Forthcoming movie ‘My Old Lady’ puts the spotlight on French real estate law
Shooting in Paris has recently finished for a new movie that delves into an aspect of French real estate law – property that is already occupied.
‘My Old Lady’ stars Kevin Kline as a penniless New Yorker who has inherited a valuable Paris apartment from his father. Arriving in Paris to take possession, he finds an elderly lady (Maggie Smith) and her daughter (Kristin Scott Thomas) occupying the apartment. Under French law, he must wait for the old lady to die before he can recover it – and pay her a monthly sum.
Reverse mortgage scheme
Buying French property en viager (reverse mortgage/life annuity) has been reviving in recent years. The buyer purchases the property for a reduced price. The seller gets a monthly payment and the right to occupy the property for life.

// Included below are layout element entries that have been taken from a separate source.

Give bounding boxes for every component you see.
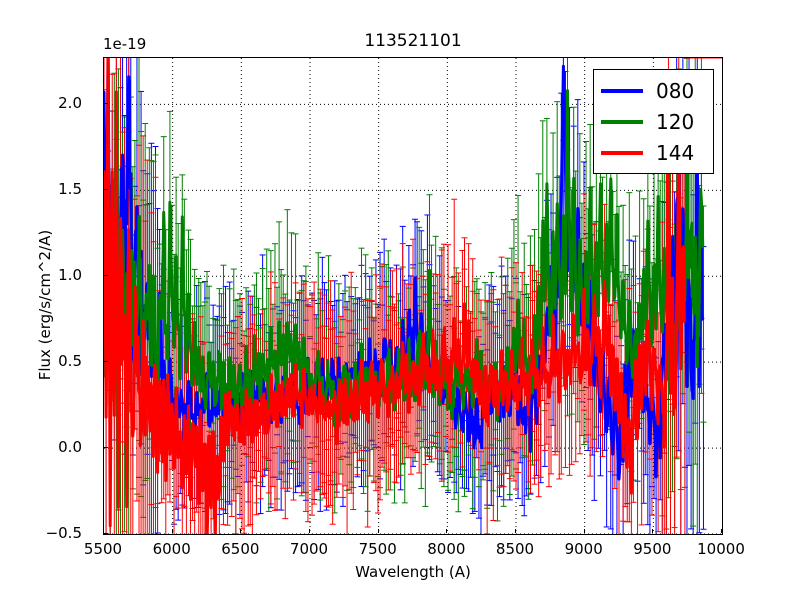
legend: 080 120 144 xyxy=(593,69,714,174)
y-tick-label: 2.0 xyxy=(58,94,82,113)
y-tick-mark xyxy=(104,533,108,534)
x-tick-label: 7500 xyxy=(358,540,397,558)
x-tick-mark xyxy=(377,529,379,533)
y-axis-offset-text: 1e-19 xyxy=(103,35,147,53)
x-tick-label: 8500 xyxy=(495,540,535,558)
y-tick-mark xyxy=(104,189,108,191)
y-axis-label: Flux (erg/s/cm^2/A) xyxy=(36,229,54,381)
x-tick-label: 6500 xyxy=(221,540,260,558)
legend-item: 120 xyxy=(601,106,704,137)
x-tick-mark xyxy=(652,529,654,533)
x-tick-label: 5500 xyxy=(83,540,123,558)
plot-canvas xyxy=(104,58,722,534)
x-tick-mark xyxy=(309,529,310,533)
legend-swatch-120 xyxy=(601,119,643,124)
legend-item: 080 xyxy=(601,75,704,106)
x-tick-mark xyxy=(721,529,722,533)
y-tick-label: −0.5 xyxy=(45,524,82,542)
x-tick-mark xyxy=(240,529,242,533)
y-tick-label: 0.5 xyxy=(58,352,82,371)
legend-swatch-144 xyxy=(601,150,643,155)
y-tick-label: 0.0 xyxy=(58,438,82,457)
y-tick-mark xyxy=(104,447,108,449)
x-tick-label: 6000 xyxy=(152,540,191,558)
legend-label-080: 080 xyxy=(656,78,695,103)
x-tick-label: 8000 xyxy=(427,540,466,558)
x-tick-mark xyxy=(515,529,516,533)
legend-item: 144 xyxy=(601,137,704,168)
x-tick-mark xyxy=(171,529,173,533)
plot-area: 080 120 144 xyxy=(103,57,723,535)
legend-label-120: 120 xyxy=(656,109,695,134)
y-tick-label: 1.0 xyxy=(58,266,82,285)
legend-label-144: 144 xyxy=(656,140,695,165)
x-axis-label: Wavelength (A) xyxy=(355,563,471,581)
y-tick-mark xyxy=(104,103,108,105)
x-tick-mark xyxy=(103,529,104,533)
legend-swatch-080 xyxy=(601,88,643,93)
x-tick-mark xyxy=(446,529,448,533)
y-tick-mark xyxy=(104,275,108,277)
x-tick-label: 9000 xyxy=(564,540,603,558)
x-tick-label: 7000 xyxy=(289,540,329,558)
x-tick-mark xyxy=(583,529,585,533)
chart-title: 113521101 xyxy=(364,31,462,51)
x-tick-label: 10000 xyxy=(697,540,745,558)
y-tick-mark xyxy=(104,361,108,363)
x-tick-label: 9500 xyxy=(633,540,672,558)
y-tick-label: 1.5 xyxy=(58,180,82,199)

The scheme is obviously high risk. Neither buyer nor seller knows in advance how long the annuity payments will continue. And it backfired for the notary (official who handles property transactions) who bought an apartment in southern France from Mme Jeanne Calment. She outlived her purchaser and his widow continued the monthly payments for 32 years until Mme Calment died in 1997 – at the age of 122.
For buyers wanting a rental property, an occupied apartment can be 10-25% cheaper than an empty apartment, depending on the rental amount, the length of the contract, and the tenant’s age. It’s also a plus with mortgage lenders, since borrowers receive a rental income from day one. And an existing tenancy avoids the property standing vacant while seeking a tenant.
Here too, French law has to be taken into account. Tenancy contracts for unfurnished apartments run for three years (if the owner is an individual) or six years (if a company). Tenants over the age of 70 with limited means have the right to stay in the apartment or the landlord has to provide an alternative. For furnished apartments, the minimum contract runs for one year.
At the end of the term, owners can repossess the apartment only if they want to live there; sell it; or if the tenant has breached the contract terms. The French parliament is considering a law that will, if voted, increase security of tenure for tenants.